Substituting these expressions into r = Vt i - vt j, we get:
r = (Vt * sec(θ)) i - (vt * tan(θ)) j
Comparing this with the position vector of the boat, r = D * i - D * j, we can equate the corresponding components:
Vt * sec(θ) = D ---(1)
-vt * tan(θ) = -D ---(2)
Dividing equation (1) by equation (2), we get:
(Vt * sec(θ)) / (-vt * tan(θ)) = D / (-D)
Simplifying and taking the reciprocal of both sides:
(-vt * tan(θ)) / (Vt * sec(θ)) = -1
Using the trigonometric identity: tan(θ) = sin(θ) / cos(θ) and sec(θ) = 1 / cos(θ), we can rewrite the equation as:
(-vt * (sin(θ) / cos(θ))) / (Vt * (1 / cos(θ))) = -1
Simplifying further:
-vt * sin(θ) / (Vt * cos(θ)) = -1
Cross-multiplying:
-vt * sin(θ) = Vt * cos(θ)
Dividing by Vt:
-sin(θ) / cos(θ) = 1
Using the trigonometric identity: sin(θ) / cos(θ) = tan(θ), we have:
tan(θ) = 1
Solving for θ, we find that θ = π/4 (45 degrees).

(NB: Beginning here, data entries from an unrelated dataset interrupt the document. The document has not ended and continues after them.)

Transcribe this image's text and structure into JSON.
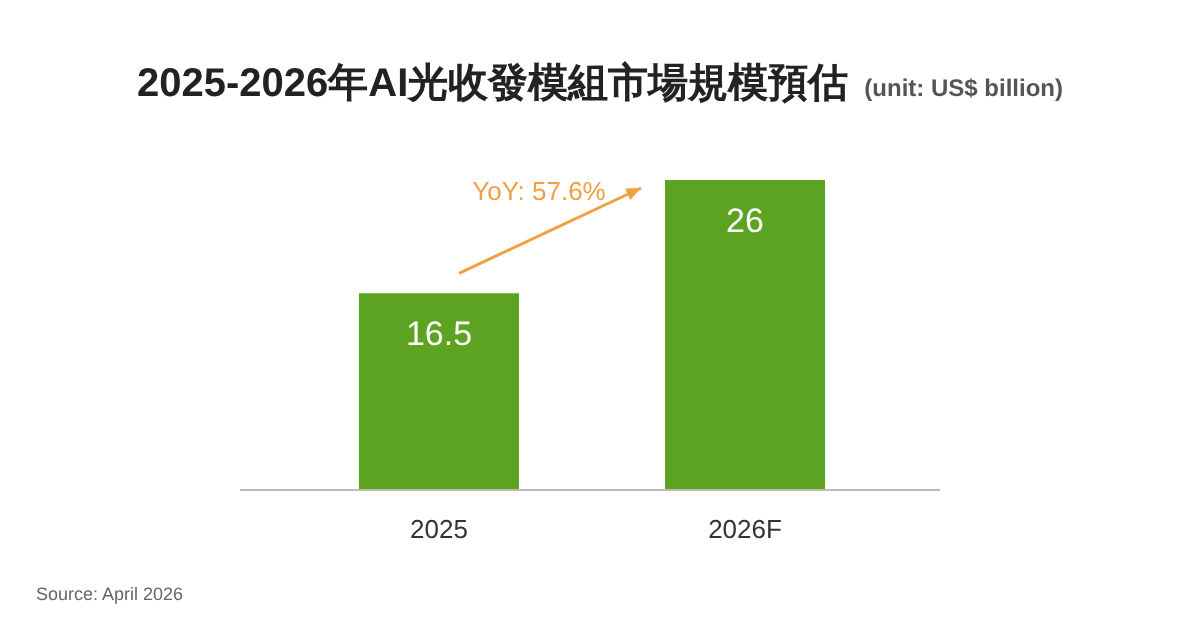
{
  "chart_data": {
    "type": "bar",
    "title": "2025-2026年AI光收發模組市場規模預估",
    "subtitle": "(unit: US$ billion)",
    "categories": [
      "2025",
      "2026F"
    ],
    "values": [
      16.5,
      26
    ],
    "color": "#5ba320",
    "data_labels": true,
    "annotations": [
      {
        "text": "YoY: 57.6%"
      },
      "Source: April 2026"
    ]
  }
}
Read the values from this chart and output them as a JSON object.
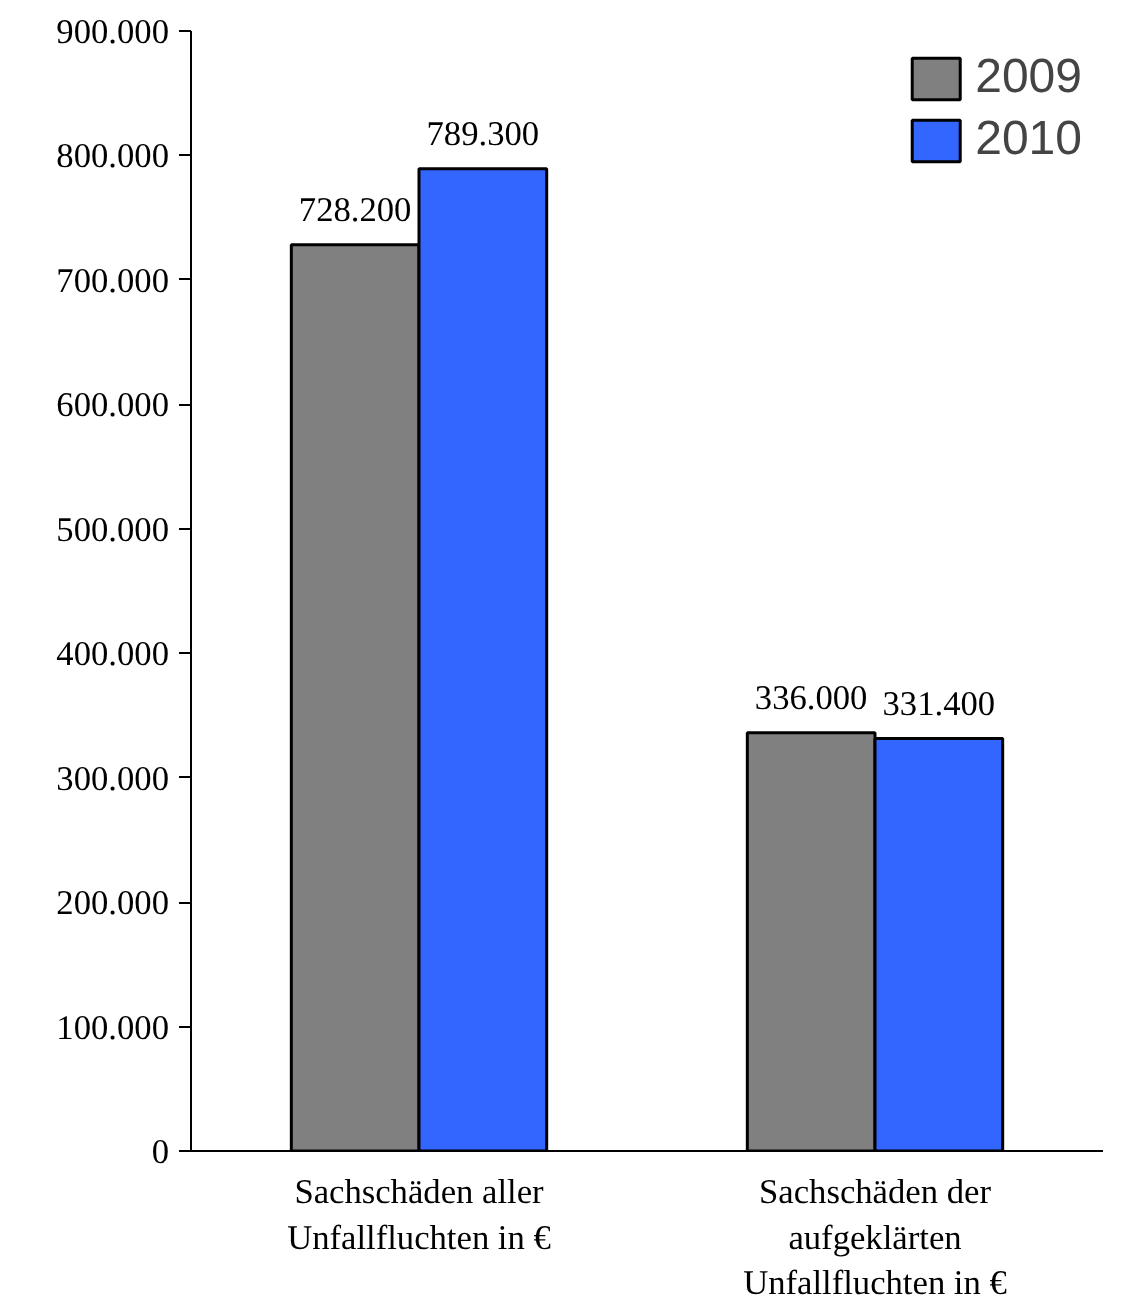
{
  "chart_data": {
    "type": "bar",
    "categories": [
      "Sachschäden aller Unfallfluchten in €",
      "Sachschäden der aufgeklärten Unfallfluchten in €"
    ],
    "series": [
      {
        "name": "2009",
        "color": "#808080",
        "values": [
          728200,
          336000
        ],
        "value_labels": [
          "728.200",
          "336.000"
        ]
      },
      {
        "name": "2010",
        "color": "#3366ff",
        "values": [
          789300,
          331400
        ],
        "value_labels": [
          "789.300",
          "331.400"
        ]
      }
    ],
    "ylim": [
      0,
      900000
    ],
    "yticks": [
      {
        "value": 0,
        "label": "0"
      },
      {
        "value": 100000,
        "label": "100.000"
      },
      {
        "value": 200000,
        "label": "200.000"
      },
      {
        "value": 300000,
        "label": "300.000"
      },
      {
        "value": 400000,
        "label": "400.000"
      },
      {
        "value": 500000,
        "label": "500.000"
      },
      {
        "value": 600000,
        "label": "600.000"
      },
      {
        "value": 700000,
        "label": "700.000"
      },
      {
        "value": 800000,
        "label": "800.000"
      },
      {
        "value": 900000,
        "label": "900.000"
      }
    ],
    "grid": false,
    "legend": "top right"
  }
}
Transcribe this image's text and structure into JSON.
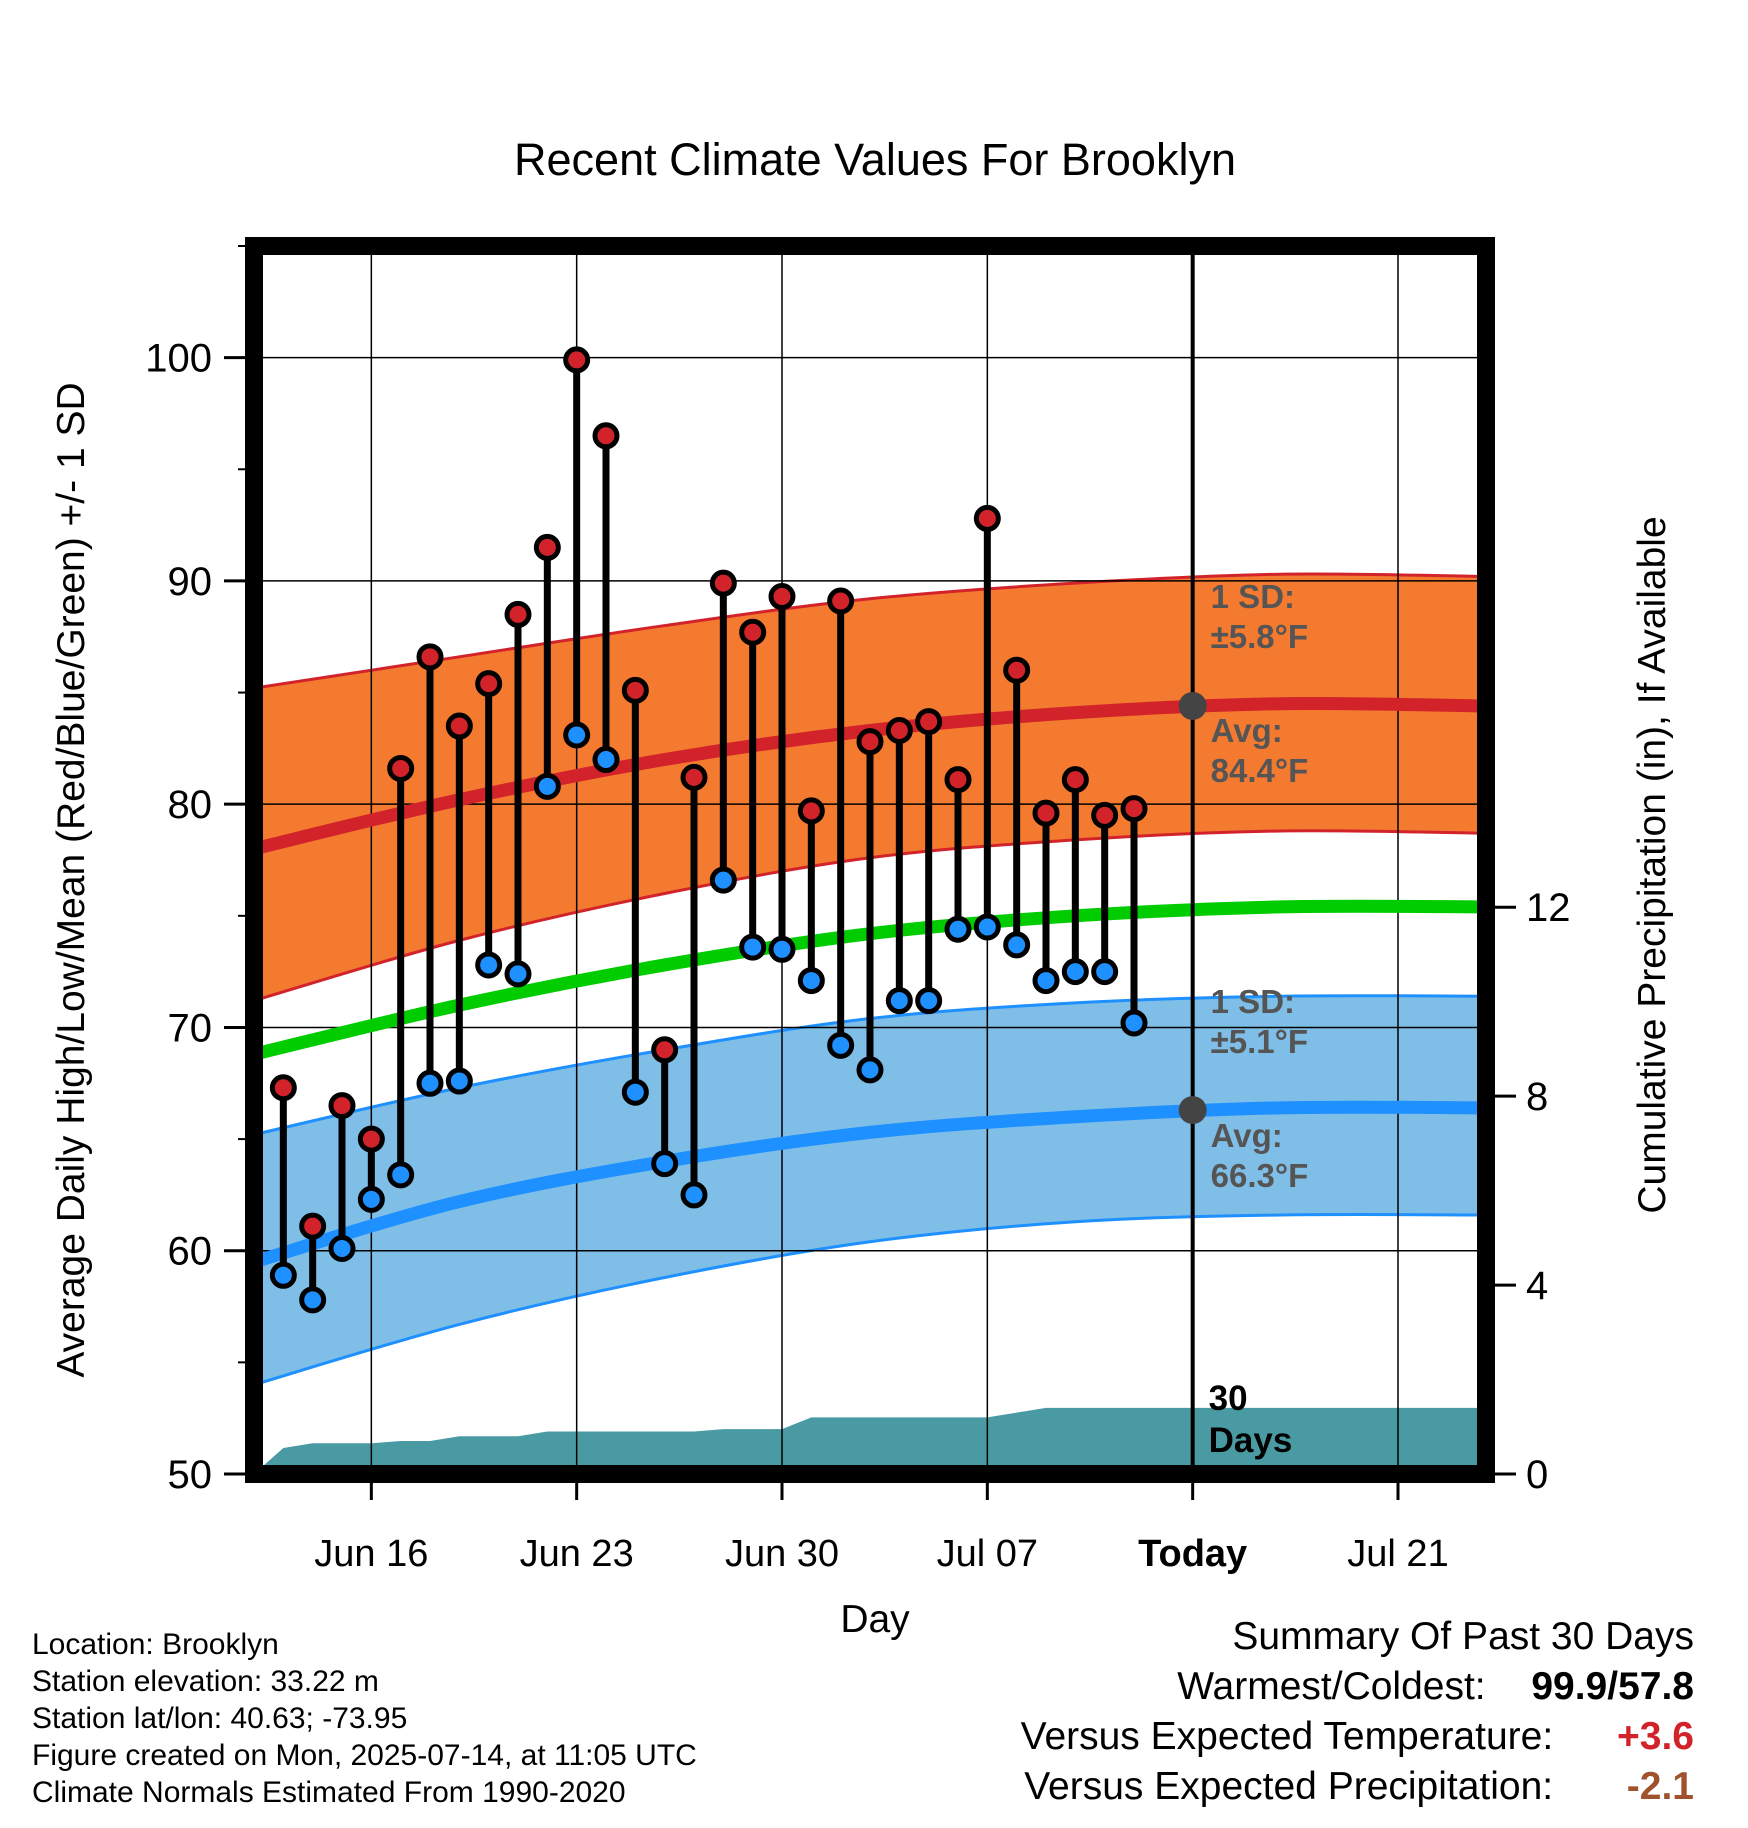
{
  "chart_data": {
    "type": "line",
    "title": "Recent Climate Values For Brooklyn",
    "xlabel": "Day",
    "ylabel": "Average Daily High/Low/Mean (Red/Blue/Green) +/- 1 SD",
    "y2label": "Cumulative Precipitation (in), If Available",
    "ylim": [
      50,
      105
    ],
    "y_ticks": [
      "50",
      "60",
      "70",
      "80",
      "90",
      "100"
    ],
    "y2_ticks": [
      "0",
      "4",
      "8",
      "12"
    ],
    "y2_tick_values": [
      0,
      4,
      8,
      12
    ],
    "y2lim": [
      0,
      26
    ],
    "x_range_days": [
      "2025-06-12",
      "2025-07-24"
    ],
    "x_ticks": [
      {
        "date": "2025-06-16",
        "label": "Jun 16"
      },
      {
        "date": "2025-06-23",
        "label": "Jun 23"
      },
      {
        "date": "2025-06-30",
        "label": "Jun 30"
      },
      {
        "date": "2025-07-07",
        "label": "Jul 07"
      },
      {
        "date": "2025-07-14",
        "label": "Today"
      },
      {
        "date": "2025-07-21",
        "label": "Jul 21"
      }
    ],
    "grid": true,
    "today_date": "2025-07-14",
    "highs": {
      "dates": [
        "2025-06-13",
        "2025-06-14",
        "2025-06-15",
        "2025-06-16",
        "2025-06-17",
        "2025-06-18",
        "2025-06-19",
        "2025-06-20",
        "2025-06-21",
        "2025-06-22",
        "2025-06-23",
        "2025-06-24",
        "2025-06-25",
        "2025-06-26",
        "2025-06-27",
        "2025-06-28",
        "2025-06-29",
        "2025-06-30",
        "2025-07-01",
        "2025-07-02",
        "2025-07-03",
        "2025-07-04",
        "2025-07-05",
        "2025-07-06",
        "2025-07-07",
        "2025-07-08",
        "2025-07-09",
        "2025-07-10",
        "2025-07-11",
        "2025-07-12",
        "2025-07-13"
      ],
      "values": [
        67.3,
        61.1,
        66.5,
        65.0,
        81.6,
        86.6,
        83.5,
        85.4,
        88.5,
        91.5,
        99.9,
        96.5,
        85.1,
        69.0,
        81.2,
        89.9,
        87.7,
        89.3,
        79.7,
        89.1,
        82.8,
        83.3,
        83.7,
        81.1,
        92.8,
        86.0,
        79.6,
        81.1,
        79.5,
        79.8,
        null
      ]
    },
    "lows": {
      "dates": [
        "2025-06-13",
        "2025-06-14",
        "2025-06-15",
        "2025-06-16",
        "2025-06-17",
        "2025-06-18",
        "2025-06-19",
        "2025-06-20",
        "2025-06-21",
        "2025-06-22",
        "2025-06-23",
        "2025-06-24",
        "2025-06-25",
        "2025-06-26",
        "2025-06-27",
        "2025-06-28",
        "2025-06-29",
        "2025-06-30",
        "2025-07-01",
        "2025-07-02",
        "2025-07-03",
        "2025-07-04",
        "2025-07-05",
        "2025-07-06",
        "2025-07-07",
        "2025-07-08",
        "2025-07-09",
        "2025-07-10",
        "2025-07-11",
        "2025-07-12",
        "2025-07-13"
      ],
      "values": [
        58.9,
        57.8,
        60.1,
        62.3,
        63.4,
        67.5,
        67.6,
        72.8,
        72.4,
        80.8,
        83.1,
        82.0,
        67.1,
        63.9,
        62.5,
        76.6,
        73.6,
        73.5,
        72.1,
        69.2,
        68.1,
        71.2,
        71.2,
        74.4,
        74.5,
        73.7,
        72.1,
        72.5,
        72.5,
        70.2,
        null
      ]
    },
    "normal_high": {
      "dates": [
        "2025-06-12",
        "2025-06-19",
        "2025-06-26",
        "2025-07-03",
        "2025-07-10",
        "2025-07-17",
        "2025-07-24"
      ],
      "avg": [
        78.0,
        80.2,
        82.0,
        83.3,
        84.1,
        84.5,
        84.4
      ],
      "upper": [
        85.2,
        86.6,
        88.0,
        89.2,
        89.9,
        90.3,
        90.2
      ],
      "lower": [
        71.2,
        73.9,
        76.0,
        77.6,
        78.4,
        78.8,
        78.7
      ]
    },
    "normal_mean": {
      "dates": [
        "2025-06-12",
        "2025-06-19",
        "2025-06-26",
        "2025-07-03",
        "2025-07-10",
        "2025-07-17",
        "2025-07-24"
      ],
      "avg": [
        68.8,
        71.0,
        72.8,
        74.2,
        75.0,
        75.4,
        75.4
      ]
    },
    "normal_low": {
      "dates": [
        "2025-06-12",
        "2025-06-19",
        "2025-06-26",
        "2025-07-03",
        "2025-07-10",
        "2025-07-17",
        "2025-07-24"
      ],
      "avg": [
        59.5,
        62.2,
        64.0,
        65.3,
        66.0,
        66.4,
        66.4
      ],
      "upper": [
        65.2,
        67.3,
        69.0,
        70.4,
        71.1,
        71.4,
        71.4
      ],
      "lower": [
        54.0,
        56.7,
        58.8,
        60.4,
        61.3,
        61.6,
        61.6
      ]
    },
    "precip_cumulative": {
      "dates": [
        "2025-06-12",
        "2025-06-13",
        "2025-06-14",
        "2025-06-15",
        "2025-06-16",
        "2025-06-17",
        "2025-06-18",
        "2025-06-19",
        "2025-06-20",
        "2025-06-21",
        "2025-06-22",
        "2025-06-23",
        "2025-06-24",
        "2025-06-25",
        "2025-06-26",
        "2025-06-27",
        "2025-06-28",
        "2025-06-29",
        "2025-06-30",
        "2025-07-01",
        "2025-07-02",
        "2025-07-03",
        "2025-07-04",
        "2025-07-05",
        "2025-07-06",
        "2025-07-07",
        "2025-07-08",
        "2025-07-09",
        "2025-07-10",
        "2025-07-11",
        "2025-07-12",
        "2025-07-13",
        "2025-07-14",
        "2025-07-24"
      ],
      "values": [
        0.0,
        0.55,
        0.65,
        0.65,
        0.65,
        0.7,
        0.7,
        0.8,
        0.8,
        0.8,
        0.9,
        0.9,
        0.9,
        0.9,
        0.9,
        0.9,
        0.95,
        0.95,
        0.95,
        1.2,
        1.2,
        1.2,
        1.2,
        1.2,
        1.2,
        1.2,
        1.3,
        1.4,
        1.4,
        1.4,
        1.4,
        1.4,
        1.4,
        1.4
      ]
    },
    "annotations": {
      "high_sd": "1 SD:",
      "high_sd_val": "±5.8°F",
      "high_avg": "Avg:",
      "high_avg_val": "84.4°F",
      "low_sd": "1 SD:",
      "low_sd_val": "±5.1°F",
      "low_avg": "Avg:",
      "low_avg_val": "66.3°F",
      "precip_days": "30",
      "precip_days_label": "Days"
    },
    "today_markers": {
      "high_avg": 84.4,
      "low_avg": 66.3
    }
  },
  "colors": {
    "high_band": "#f47a30",
    "high_line": "#d2232a",
    "mean_line": "#00cc00",
    "low_band": "#7fbfe7",
    "low_line": "#1e90ff",
    "precip": "#4a9aa3",
    "annotation": "#555555",
    "high_marker": "#d2232a",
    "low_marker": "#1e90ff",
    "temp_anomaly": "#d2232a",
    "precip_anomaly": "#a0522d"
  },
  "metadata": {
    "location": "Location: Brooklyn",
    "elevation": "Station elevation: 33.22 m",
    "latlon": "Station lat/lon: 40.63; -73.95",
    "created": "Figure created on Mon, 2025-07-14, at 11:05 UTC",
    "normals": "Climate Normals Estimated From 1990-2020"
  },
  "summary": {
    "title": "Summary Of Past 30 Days",
    "warm_cold_label": "Warmest/Coldest:",
    "warmest": "99.9",
    "separator": "/",
    "coldest": "57.8",
    "temp_label": "Versus Expected Temperature:",
    "temp_value": "+3.6",
    "precip_label": "Versus Expected Precipitation:",
    "precip_value": "-2.1"
  }
}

Now, substituting θ = π/4 (45 degrees) into equation (1):
Vt * sec(π/4) = D
√2 * Vt = D
Simplifying, we have:
Vt = D / √2
Substituting this value of Vt into r = Vt * sec(θ) i - vt * tan(θ) j, we get:
r = (D / √2) * sec(π/4) i - (v * D / √2) * tan(π/4) j
Using the trigonometric identity: sec(π/4) = √2 and tan(π/4) = 1, we can simplify further:
r = D * i - vD * j
Finally, we can express this equation in terms of the initial position vector of the boat, r = D * i - D * j, by dividing both components by D:
r = (D * i - D * j) / D
r = i - j
Therefore, we have shown that the path of the boat is given by:
r = D * sec(θ) / (sec(θ) + tan(θ))^(V/v)
Note: It is worth mentioning that the equation assumes the boat maintains a constant velocity V and travels perpendicular to the river flow. If there are other factors involved, such as the effect of currents or wind, the equation may not be exact.